De: http://sobrelamarcha.aceprensa.com/el-suicidio-no-es-romantico/

Michelle Carter tiene ahora 20 años. Hace tres fue la última persona en hablar, a través de mensajes y llamadas, con Conrad Roy, su novio, minutos antes de que este se suicidara inhalando monóxido de carbono en su coche. Él ya había mencionado la idea de quitarse la vida, e incluso alguna vez propuso a Carter hacerlo juntos, “como Romeo y Julieta”.

Ahora Carter está siendo juzgada por homicidio. La acusación pide para ella 20 años de cárcel por presionar a Conrad para que se suicidase. La defensa lo ve de forma diferente: el chico ya había tomado su decisión; es un hecho trágico, pero no un asesinato.

La lectura de los mensajes intercambiados por ambos es escalofriante, pero no deja claro quién tiene razón. Por un lado, los textos revelan que Carter animó a Conrad a llevar a cabo su plan, dándole instrucciones sobre cómo hacerlo y disuadiéndole de echarse atrás, incluso cuando este, minutos antes de morir, salió del coche atemorizado: “vuelve dentro”, “si no lo haces ahora, no lo harás nunca” fueron las terribles palabras de ella. También parece evidente que, aunque Carter no compartía la idea del suicidio a lo “Romeo y Julieta” (“No, nosotros no vamos a morir” fue lo que contestó a la sugerencia de Conrad), sí veía en toda la historia un halo romántico: quizás, como han testimoniado algunos de sus amigos, le tentaba ser la heroína en esta tragedia. Siempre se había sentido ignorada por los demás. En cambio, Conrad le manifestaba una gran dependencia emocional, agravada por sus tendencias depresivas y por el narcisismo de ella, que también se medicaba contra la depresión. Por primera vez, Carter se sentía importante, y sus palabras seguramente empujaron a Conrad al suicidio.

Sin embargo, otros mensajes revelan una cara distinta de la historia. Carter aconsejó a su novio que buscase ayuda médica para tratar su depresión: “si les das una oportunidad pueden salvarte la vida”. Él contestó que “no podía mejorar” y que ya había tomado su decisión. Después de la muerte de Conrad, Carter se sentía culpable. Pensaba que no le había ayudado lo suficiente, pero a la vez señalaba un cierto carácter compasivo en su actuación: “le dije que volviera al coche –explicaba a una amiga– porque sabía que al día siguiente volvería a intentarlo, y no podía dejarle vivir así más tiempo, no podía hacerlo, no le abandonaría”.

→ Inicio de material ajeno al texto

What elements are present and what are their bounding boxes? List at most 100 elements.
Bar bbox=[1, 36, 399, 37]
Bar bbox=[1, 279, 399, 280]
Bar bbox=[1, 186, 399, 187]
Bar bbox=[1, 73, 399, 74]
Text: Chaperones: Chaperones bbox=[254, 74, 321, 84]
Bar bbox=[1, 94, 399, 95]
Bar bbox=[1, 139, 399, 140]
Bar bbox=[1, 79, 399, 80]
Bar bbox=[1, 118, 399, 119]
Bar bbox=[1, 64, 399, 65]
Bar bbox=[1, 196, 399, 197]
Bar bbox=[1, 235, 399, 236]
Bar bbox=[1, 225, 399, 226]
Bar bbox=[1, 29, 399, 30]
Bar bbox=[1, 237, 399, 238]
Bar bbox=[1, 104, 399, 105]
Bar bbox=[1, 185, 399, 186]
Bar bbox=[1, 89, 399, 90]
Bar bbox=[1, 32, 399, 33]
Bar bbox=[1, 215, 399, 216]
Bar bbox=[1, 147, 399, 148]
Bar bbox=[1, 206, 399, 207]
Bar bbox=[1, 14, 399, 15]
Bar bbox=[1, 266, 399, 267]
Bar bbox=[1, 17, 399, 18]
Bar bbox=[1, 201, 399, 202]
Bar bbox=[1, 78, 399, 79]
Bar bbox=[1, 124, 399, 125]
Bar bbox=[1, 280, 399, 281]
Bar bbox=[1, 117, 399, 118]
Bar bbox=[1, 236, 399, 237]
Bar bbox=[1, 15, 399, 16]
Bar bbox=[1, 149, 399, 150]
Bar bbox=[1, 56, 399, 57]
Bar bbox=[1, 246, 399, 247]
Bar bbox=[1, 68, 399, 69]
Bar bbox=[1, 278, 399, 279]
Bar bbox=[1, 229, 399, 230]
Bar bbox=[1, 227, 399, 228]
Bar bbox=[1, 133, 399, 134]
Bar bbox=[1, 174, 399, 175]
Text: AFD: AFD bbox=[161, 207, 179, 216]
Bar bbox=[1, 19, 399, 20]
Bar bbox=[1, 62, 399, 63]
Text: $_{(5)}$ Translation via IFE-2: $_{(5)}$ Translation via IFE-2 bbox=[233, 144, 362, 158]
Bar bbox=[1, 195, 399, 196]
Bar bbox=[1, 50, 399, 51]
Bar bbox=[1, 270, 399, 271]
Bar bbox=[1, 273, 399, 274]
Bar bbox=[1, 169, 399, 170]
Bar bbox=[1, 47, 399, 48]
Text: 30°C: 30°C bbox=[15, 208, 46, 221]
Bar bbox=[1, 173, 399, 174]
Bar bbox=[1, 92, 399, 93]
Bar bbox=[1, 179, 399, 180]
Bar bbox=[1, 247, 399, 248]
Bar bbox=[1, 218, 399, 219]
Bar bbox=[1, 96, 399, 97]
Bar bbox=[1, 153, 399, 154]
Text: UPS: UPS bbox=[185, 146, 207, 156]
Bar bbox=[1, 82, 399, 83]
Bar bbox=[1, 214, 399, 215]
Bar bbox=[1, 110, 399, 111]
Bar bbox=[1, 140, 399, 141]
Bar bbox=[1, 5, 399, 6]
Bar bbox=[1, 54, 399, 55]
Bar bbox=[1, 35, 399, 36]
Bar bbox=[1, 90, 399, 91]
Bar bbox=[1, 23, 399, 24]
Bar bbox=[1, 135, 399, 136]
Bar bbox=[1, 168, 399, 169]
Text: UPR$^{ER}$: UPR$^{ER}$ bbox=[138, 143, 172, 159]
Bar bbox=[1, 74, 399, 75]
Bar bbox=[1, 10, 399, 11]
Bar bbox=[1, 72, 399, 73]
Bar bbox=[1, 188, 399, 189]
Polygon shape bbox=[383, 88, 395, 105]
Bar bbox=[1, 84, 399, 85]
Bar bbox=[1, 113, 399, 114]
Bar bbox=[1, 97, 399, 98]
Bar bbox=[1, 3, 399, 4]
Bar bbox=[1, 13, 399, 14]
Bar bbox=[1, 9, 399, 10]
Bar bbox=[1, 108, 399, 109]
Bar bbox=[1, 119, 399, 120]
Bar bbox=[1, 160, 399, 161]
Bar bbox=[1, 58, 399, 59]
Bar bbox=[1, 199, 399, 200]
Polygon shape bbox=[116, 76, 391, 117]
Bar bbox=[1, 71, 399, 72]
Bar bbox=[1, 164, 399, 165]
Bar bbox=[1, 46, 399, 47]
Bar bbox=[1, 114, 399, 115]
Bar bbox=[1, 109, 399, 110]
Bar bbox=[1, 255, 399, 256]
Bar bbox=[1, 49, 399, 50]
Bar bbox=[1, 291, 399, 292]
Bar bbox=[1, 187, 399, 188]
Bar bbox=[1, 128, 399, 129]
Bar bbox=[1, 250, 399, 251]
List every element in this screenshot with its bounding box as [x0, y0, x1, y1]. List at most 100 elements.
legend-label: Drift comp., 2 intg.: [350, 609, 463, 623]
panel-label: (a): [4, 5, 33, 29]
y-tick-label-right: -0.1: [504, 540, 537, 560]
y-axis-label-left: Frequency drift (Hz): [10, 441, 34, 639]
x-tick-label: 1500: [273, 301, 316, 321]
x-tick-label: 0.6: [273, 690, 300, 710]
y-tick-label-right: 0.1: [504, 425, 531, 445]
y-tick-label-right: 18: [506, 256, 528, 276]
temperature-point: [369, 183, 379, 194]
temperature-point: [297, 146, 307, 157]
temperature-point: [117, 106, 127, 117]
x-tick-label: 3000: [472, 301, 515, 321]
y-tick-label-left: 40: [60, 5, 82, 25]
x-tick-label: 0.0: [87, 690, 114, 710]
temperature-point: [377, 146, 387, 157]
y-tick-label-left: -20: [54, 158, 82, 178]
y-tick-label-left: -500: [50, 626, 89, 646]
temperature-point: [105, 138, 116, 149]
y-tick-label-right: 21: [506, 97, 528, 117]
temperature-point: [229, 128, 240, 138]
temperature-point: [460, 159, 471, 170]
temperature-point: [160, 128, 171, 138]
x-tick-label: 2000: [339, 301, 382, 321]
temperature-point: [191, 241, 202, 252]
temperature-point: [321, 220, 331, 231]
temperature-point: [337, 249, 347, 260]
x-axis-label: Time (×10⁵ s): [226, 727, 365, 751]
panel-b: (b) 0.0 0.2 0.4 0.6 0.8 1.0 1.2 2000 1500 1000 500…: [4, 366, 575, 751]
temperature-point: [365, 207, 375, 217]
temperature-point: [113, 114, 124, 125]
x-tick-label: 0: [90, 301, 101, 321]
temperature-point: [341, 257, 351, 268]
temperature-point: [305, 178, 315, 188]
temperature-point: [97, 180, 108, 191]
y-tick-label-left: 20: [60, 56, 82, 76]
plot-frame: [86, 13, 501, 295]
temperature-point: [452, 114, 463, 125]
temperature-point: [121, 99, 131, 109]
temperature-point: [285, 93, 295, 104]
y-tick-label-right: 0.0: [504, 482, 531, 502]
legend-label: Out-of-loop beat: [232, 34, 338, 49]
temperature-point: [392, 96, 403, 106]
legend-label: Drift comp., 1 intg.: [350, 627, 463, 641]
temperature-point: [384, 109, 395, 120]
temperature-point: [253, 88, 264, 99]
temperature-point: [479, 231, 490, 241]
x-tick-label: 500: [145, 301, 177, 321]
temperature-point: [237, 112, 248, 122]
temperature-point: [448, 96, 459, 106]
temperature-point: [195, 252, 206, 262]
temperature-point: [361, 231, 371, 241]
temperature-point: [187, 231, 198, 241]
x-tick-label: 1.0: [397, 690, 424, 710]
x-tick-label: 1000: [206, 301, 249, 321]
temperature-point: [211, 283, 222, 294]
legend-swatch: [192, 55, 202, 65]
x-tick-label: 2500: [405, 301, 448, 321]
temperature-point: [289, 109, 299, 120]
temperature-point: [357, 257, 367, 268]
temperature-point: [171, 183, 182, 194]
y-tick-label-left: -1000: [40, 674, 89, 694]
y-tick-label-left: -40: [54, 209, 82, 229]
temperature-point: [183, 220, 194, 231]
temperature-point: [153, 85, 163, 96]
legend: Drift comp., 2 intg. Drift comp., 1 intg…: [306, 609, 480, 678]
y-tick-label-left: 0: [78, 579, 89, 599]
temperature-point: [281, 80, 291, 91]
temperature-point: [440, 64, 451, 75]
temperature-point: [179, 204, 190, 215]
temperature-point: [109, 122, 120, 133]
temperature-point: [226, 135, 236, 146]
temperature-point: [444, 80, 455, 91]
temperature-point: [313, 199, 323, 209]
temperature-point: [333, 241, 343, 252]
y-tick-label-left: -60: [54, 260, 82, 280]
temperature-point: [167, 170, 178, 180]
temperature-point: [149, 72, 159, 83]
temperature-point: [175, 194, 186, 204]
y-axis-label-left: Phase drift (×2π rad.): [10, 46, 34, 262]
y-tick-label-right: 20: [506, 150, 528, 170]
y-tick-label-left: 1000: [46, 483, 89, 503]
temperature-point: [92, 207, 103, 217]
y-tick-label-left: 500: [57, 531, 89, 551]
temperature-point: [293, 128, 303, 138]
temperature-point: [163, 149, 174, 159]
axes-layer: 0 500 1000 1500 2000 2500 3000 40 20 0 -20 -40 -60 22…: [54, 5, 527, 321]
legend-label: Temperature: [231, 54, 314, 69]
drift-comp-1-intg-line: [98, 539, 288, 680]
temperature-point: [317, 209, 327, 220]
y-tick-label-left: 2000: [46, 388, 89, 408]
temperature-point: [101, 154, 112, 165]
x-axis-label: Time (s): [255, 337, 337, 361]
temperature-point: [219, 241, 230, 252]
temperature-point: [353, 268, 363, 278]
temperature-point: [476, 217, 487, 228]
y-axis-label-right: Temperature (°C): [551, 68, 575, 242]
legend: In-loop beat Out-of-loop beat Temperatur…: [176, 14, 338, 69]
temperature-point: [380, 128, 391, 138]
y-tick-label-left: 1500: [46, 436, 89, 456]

El caso de Carter y Conrad ha generado mucha expectación mediática. Tiene todos los ingredientes para hacerlo: dos chicos jóvenes, una historia de amor, un final trágico. Sin embargo, bajo esta apariencia de excepcionalidad se esconde la triste y compleja realidad de la mayoría de casos de suicidio, donde no es fácil separar los deseos de los miedos, la compasión de la coacción. También cuando, en vez de ser un joven que se quita la vida en un coche mientras habla con su novia, se trata de un anciano que pide a su doctor que le mate porque no encuentra sentido a seguir viviendo, o porque se considera una carga, o por una mezcla de todo, que es lo más habitual. “Tendría que haberle ayudado más”, decía Carter a una amiga. Que sus palabras sirvan como ejemplo.